Yunus Durmaz: Firari olduğu dönemde faaliyetlerini sürdürüyor. Antep’te sürdürüyor. Hatta Gaziantep Emniyet saldırısını organize ediyor. Çok rahat çalışıyor. Gaziantep Emniyet Müdürlüğü’ne saldırıyı organize ederken emniyet, Yunus Durmaz’ın kullandığı telefonu tespit ediyor, dinlemeye alıyor. Ama hakkında yakalama kararı olduğu halde Yunus Durmaz yakalanmıyor. 20 gün boyunca telefonu dinleniyor, yeri tespit ediliyor, fakat yakalanmıyor. Ne zaman yakalanıyor? Yunus Durmaz’ın AKP Gaziantep İl Kongresi ve 19 Mayıs törenlerine saldırı organize edeceği istihbaratı geldikten sonra yakalanıyor.

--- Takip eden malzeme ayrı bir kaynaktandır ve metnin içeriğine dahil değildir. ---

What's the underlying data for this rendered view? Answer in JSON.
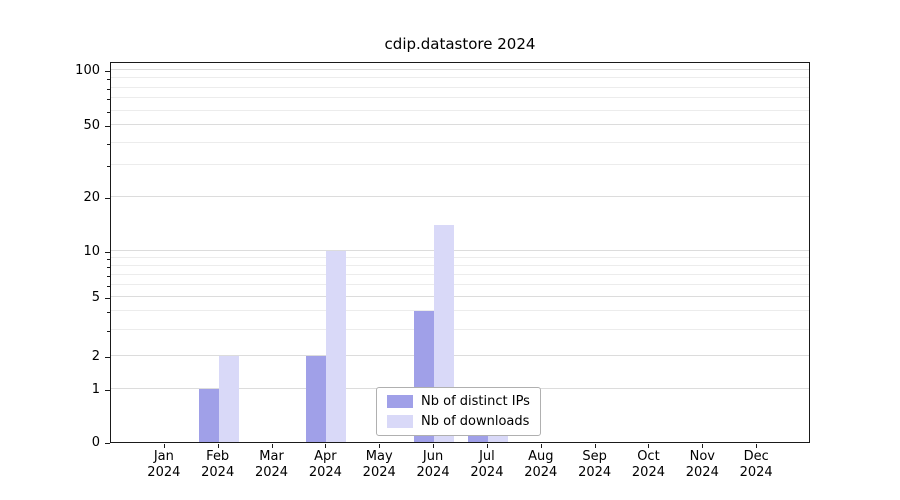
{
  "title": "cdip.datastore 2024",
  "chart_data": {
    "type": "bar",
    "title": "cdip.datastore 2024",
    "categories": [
      "Jan",
      "Feb",
      "Mar",
      "Apr",
      "May",
      "Jun",
      "Jul",
      "Aug",
      "Sep",
      "Oct",
      "Nov",
      "Dec"
    ],
    "category_year": "2024",
    "series": [
      {
        "name": "Nb of distinct IPs",
        "color": "#a0a0e8",
        "values": [
          0,
          1,
          0,
          2,
          0,
          4,
          1,
          0,
          0,
          0,
          0,
          0
        ]
      },
      {
        "name": "Nb of downloads",
        "color": "#d9d9f8",
        "values": [
          0,
          2,
          0,
          10,
          0,
          14,
          1,
          0,
          0,
          0,
          0,
          0
        ]
      }
    ],
    "y_axis": {
      "scale": "asinh-log",
      "major_ticks": [
        0,
        1,
        2,
        5,
        10,
        20,
        50,
        100
      ],
      "minor_ticks": [
        3,
        4,
        6,
        7,
        8,
        9,
        30,
        40,
        60,
        70,
        80,
        90
      ],
      "range": [
        0,
        112
      ]
    },
    "grid": "horizontal",
    "legend": {
      "position": "lower-center-inside"
    }
  }
}
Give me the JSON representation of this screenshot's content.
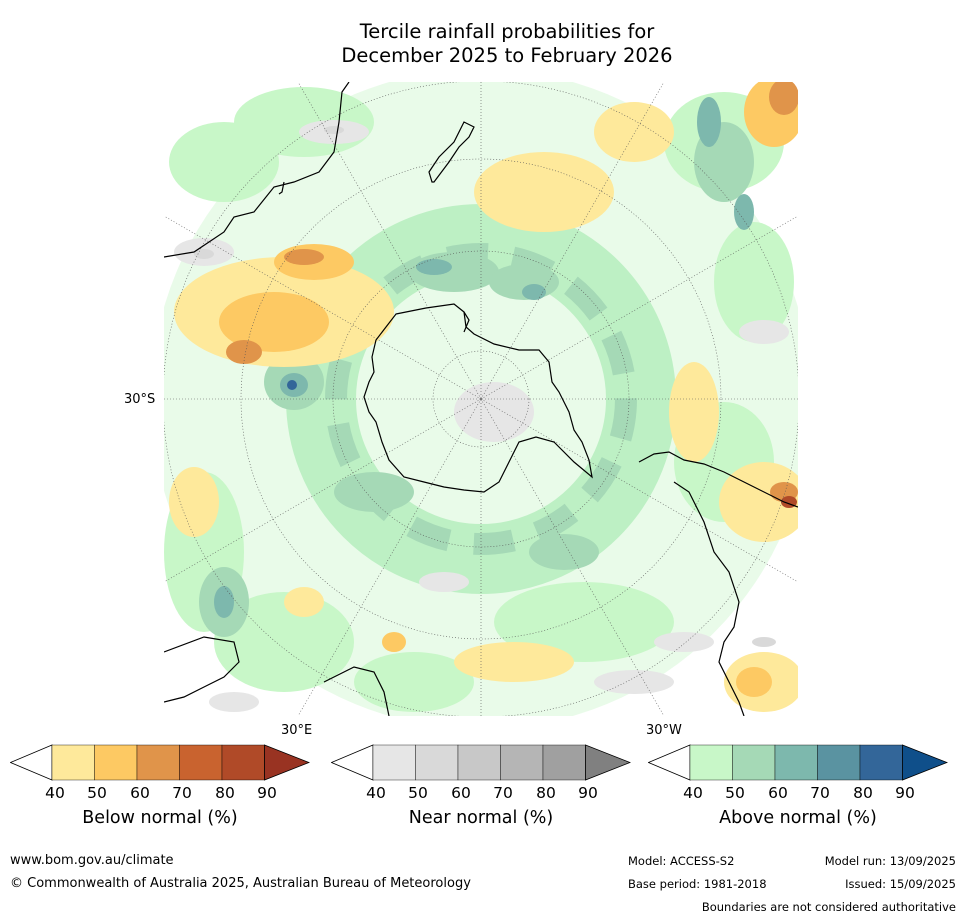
{
  "title": {
    "line1": "Tercile rainfall probabilities for",
    "line2": "December 2025 to February 2026"
  },
  "map": {
    "projection": "south polar stereographic",
    "lat_labels": {
      "left": "30°S",
      "lower_left": "30°E",
      "lower_right": "30°W"
    }
  },
  "colorbars": [
    {
      "key": "below",
      "label": "Below normal (%)",
      "ticks": [
        "40",
        "50",
        "60",
        "70",
        "80",
        "90"
      ],
      "colors": [
        "#ffffff",
        "#fee99b",
        "#fdc963",
        "#e0944a",
        "#c9632f",
        "#b04a28",
        "#993322"
      ]
    },
    {
      "key": "near",
      "label": "Near normal (%)",
      "ticks": [
        "40",
        "50",
        "60",
        "70",
        "80",
        "90"
      ],
      "colors": [
        "#ffffff",
        "#e6e6e6",
        "#d9d9d9",
        "#c8c8c8",
        "#b5b5b5",
        "#a0a0a0",
        "#808080"
      ]
    },
    {
      "key": "above",
      "label": "Above normal (%)",
      "ticks": [
        "40",
        "50",
        "60",
        "70",
        "80",
        "90"
      ],
      "colors": [
        "#ffffff",
        "#c8f7c8",
        "#a5d9b6",
        "#7db8ad",
        "#5a93a1",
        "#336699",
        "#0f4f8a"
      ]
    }
  ],
  "footer": {
    "website": "www.bom.gov.au/climate",
    "copyright": "© Commonwealth of Australia 2025, Australian Bureau of Meteorology",
    "model": "Model: ACCESS-S2",
    "base_period": "Base period: 1981-2018",
    "model_run": "Model run: 13/09/2025",
    "issued": "Issued: 15/09/2025",
    "disclaimer": "Boundaries are not considered authoritative"
  }
}
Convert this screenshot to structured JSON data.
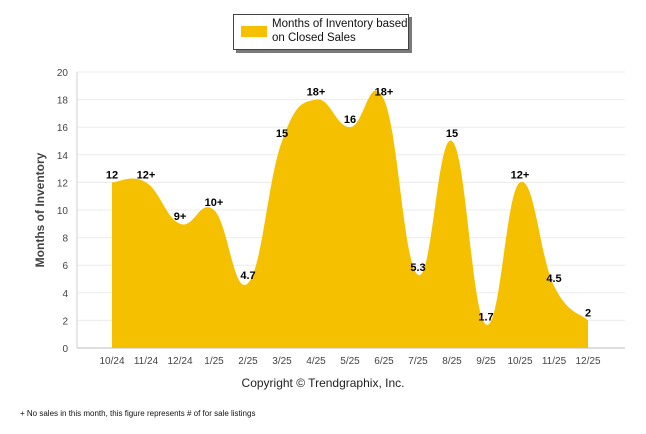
{
  "legend": {
    "label": "Months of Inventory based on Closed Sales",
    "color": "#F5C000"
  },
  "chart_data": {
    "type": "area",
    "title": "",
    "xlabel": "",
    "ylabel": "Months of Inventory",
    "categories": [
      "10/24",
      "11/24",
      "12/24",
      "1/25",
      "2/25",
      "3/25",
      "4/25",
      "5/25",
      "6/25",
      "7/25",
      "8/25",
      "9/25",
      "10/25",
      "11/25",
      "12/25"
    ],
    "series": [
      {
        "name": "Months of Inventory based on Closed Sales",
        "values": [
          12,
          12,
          9,
          10,
          4.7,
          15,
          18,
          16,
          18,
          5.3,
          15,
          1.7,
          12,
          4.5,
          2
        ],
        "labels": [
          "12",
          "12+",
          "9+",
          "10+",
          "4.7",
          "15",
          "18+",
          "16",
          "18+",
          "5.3",
          "15",
          "1.7",
          "12+",
          "4.5",
          "2"
        ]
      }
    ],
    "yticks": [
      "0",
      "2",
      "4",
      "6",
      "8",
      "10",
      "12",
      "14",
      "16",
      "18",
      "20"
    ],
    "ylim": [
      0,
      20
    ],
    "grid": true,
    "fill_color": "#F5C000"
  },
  "copyright": "Copyright © Trendgraphix, Inc.",
  "footnote": "+  No sales in this month, this figure represents # of for sale listings"
}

Deniz Büyükçelebi: Karısı, ‘öldü’ diye ifade verdi. ‘2016’da öldü’ diyordu. Gaziantep Emniyeti’nin yazısında da Suriye’de olduğu ve çatışmalarda öldüğü şeklinde gelmişti. Ama Suruç dosyasına en son gelen yazı enteresan; orada, 2019 yılında Suriye’de tutuklu olduğuna dair bilgi var. O da ilginç bilgi. Buna dair daha öncesinde bilgi gelmemişti. Bunun şimdi gelmesi de ilginç. Neden şimdiye kadar böyle bir bilgi sunulmadı?”